O deputado lamentou a não inauguração da adutora do Povoado Curralinho em Poço Redondo, citou a situação de Carira e do abastecimento com caminhão-pipa em Nossa Senhora Aparecida. “O abastecimento foi com carro pipa porque a água não chega mais nas torneiras com regularidade. E as pessoas ficam sem entender. Se a Deso era ruim porque conseguia colocar água sem tantas faltas?”, indagou Passos.

Georgeo comentou ainda da defesa de setores do governo com a Iguá, o que não era visto antes quando a Deso estava com a responsabilidade do abastecimento. “Se a Deso tivesse a proteção e a defesa que a Iguá tem por parte de alguns secretários de estado, nunca a Deso teria sido vendida. Hoje, qualquer problema é secretário, é presidente de agência querendo resolver um problema da iniciativa privada, mas quando era pública a gente não via essa mesma vontade”, disse.

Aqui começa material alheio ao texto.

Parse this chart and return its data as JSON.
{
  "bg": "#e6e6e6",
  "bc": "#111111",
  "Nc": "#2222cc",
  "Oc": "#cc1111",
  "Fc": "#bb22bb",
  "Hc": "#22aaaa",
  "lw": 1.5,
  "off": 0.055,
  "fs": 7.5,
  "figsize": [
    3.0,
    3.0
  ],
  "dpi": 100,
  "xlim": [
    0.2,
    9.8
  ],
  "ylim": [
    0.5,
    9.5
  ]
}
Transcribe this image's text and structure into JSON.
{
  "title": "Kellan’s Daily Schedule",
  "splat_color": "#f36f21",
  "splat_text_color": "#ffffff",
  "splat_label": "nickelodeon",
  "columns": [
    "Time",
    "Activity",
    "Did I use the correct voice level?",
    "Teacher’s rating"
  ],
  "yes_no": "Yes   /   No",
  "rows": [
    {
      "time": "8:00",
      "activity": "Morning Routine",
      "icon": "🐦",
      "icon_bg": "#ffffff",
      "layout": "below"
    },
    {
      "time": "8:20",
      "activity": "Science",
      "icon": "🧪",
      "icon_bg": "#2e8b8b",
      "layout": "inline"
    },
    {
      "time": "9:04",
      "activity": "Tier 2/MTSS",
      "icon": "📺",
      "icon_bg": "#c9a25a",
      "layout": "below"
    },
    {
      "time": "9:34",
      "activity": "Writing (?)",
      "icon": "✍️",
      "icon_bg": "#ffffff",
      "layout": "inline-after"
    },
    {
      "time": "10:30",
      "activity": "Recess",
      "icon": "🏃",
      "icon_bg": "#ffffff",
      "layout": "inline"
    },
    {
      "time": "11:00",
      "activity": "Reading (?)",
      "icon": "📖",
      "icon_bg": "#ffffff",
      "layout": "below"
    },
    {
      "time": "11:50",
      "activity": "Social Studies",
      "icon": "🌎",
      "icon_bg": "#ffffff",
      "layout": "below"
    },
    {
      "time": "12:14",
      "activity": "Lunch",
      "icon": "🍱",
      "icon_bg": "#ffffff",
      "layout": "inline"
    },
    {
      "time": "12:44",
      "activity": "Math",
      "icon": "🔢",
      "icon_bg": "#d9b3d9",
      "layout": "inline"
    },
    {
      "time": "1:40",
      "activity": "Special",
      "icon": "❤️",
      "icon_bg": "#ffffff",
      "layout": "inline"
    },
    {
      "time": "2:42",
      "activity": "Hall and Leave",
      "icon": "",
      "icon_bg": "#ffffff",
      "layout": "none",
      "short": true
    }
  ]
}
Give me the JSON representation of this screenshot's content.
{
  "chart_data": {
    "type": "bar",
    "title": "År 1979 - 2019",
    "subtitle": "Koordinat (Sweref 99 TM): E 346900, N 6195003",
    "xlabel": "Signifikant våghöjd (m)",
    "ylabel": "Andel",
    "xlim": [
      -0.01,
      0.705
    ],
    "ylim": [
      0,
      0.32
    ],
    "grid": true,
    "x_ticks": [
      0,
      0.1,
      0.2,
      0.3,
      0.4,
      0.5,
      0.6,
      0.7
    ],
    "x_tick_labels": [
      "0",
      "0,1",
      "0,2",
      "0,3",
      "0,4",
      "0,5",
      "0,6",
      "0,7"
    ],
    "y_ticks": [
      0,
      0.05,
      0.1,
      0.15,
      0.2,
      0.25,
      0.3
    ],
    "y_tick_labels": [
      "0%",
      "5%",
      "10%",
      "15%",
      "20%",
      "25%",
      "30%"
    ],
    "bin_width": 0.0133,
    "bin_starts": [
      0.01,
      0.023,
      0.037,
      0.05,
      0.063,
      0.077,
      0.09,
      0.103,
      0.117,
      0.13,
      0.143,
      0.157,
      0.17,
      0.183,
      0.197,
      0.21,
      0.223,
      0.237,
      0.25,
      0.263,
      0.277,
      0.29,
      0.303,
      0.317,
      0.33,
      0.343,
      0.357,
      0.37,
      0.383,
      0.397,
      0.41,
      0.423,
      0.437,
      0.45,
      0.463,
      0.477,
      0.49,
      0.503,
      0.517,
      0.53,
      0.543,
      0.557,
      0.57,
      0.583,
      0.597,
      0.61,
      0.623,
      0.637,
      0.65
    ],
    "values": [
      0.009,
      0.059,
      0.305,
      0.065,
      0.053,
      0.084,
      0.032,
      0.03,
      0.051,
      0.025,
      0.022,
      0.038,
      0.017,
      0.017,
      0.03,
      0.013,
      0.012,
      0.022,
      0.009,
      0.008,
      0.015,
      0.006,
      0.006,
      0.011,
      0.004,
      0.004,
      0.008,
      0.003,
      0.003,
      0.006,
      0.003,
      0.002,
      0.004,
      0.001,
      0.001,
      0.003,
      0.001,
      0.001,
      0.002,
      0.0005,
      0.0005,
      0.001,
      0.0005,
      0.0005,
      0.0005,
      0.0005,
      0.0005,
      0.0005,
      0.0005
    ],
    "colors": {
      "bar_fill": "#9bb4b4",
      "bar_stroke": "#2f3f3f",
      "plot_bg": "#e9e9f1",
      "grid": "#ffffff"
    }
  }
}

O deputado avalia que a maior revolta da população é chegar ao final do mês sem receber água e ter que pagar a conta. “É o melhor negócio do mundo: vender água sem entregar e receber do cliente o valor. E se o cliente não paga vai para o SPC/Serasa; se mantém o não pagamento vem o corte (desligamento); para religar, a taxa é mais cara. Ou seja, sempre é bom para Iguá e péssimo para o cliente. E a Agrese precisa agir cada vez mais”, lamenta Georgeo.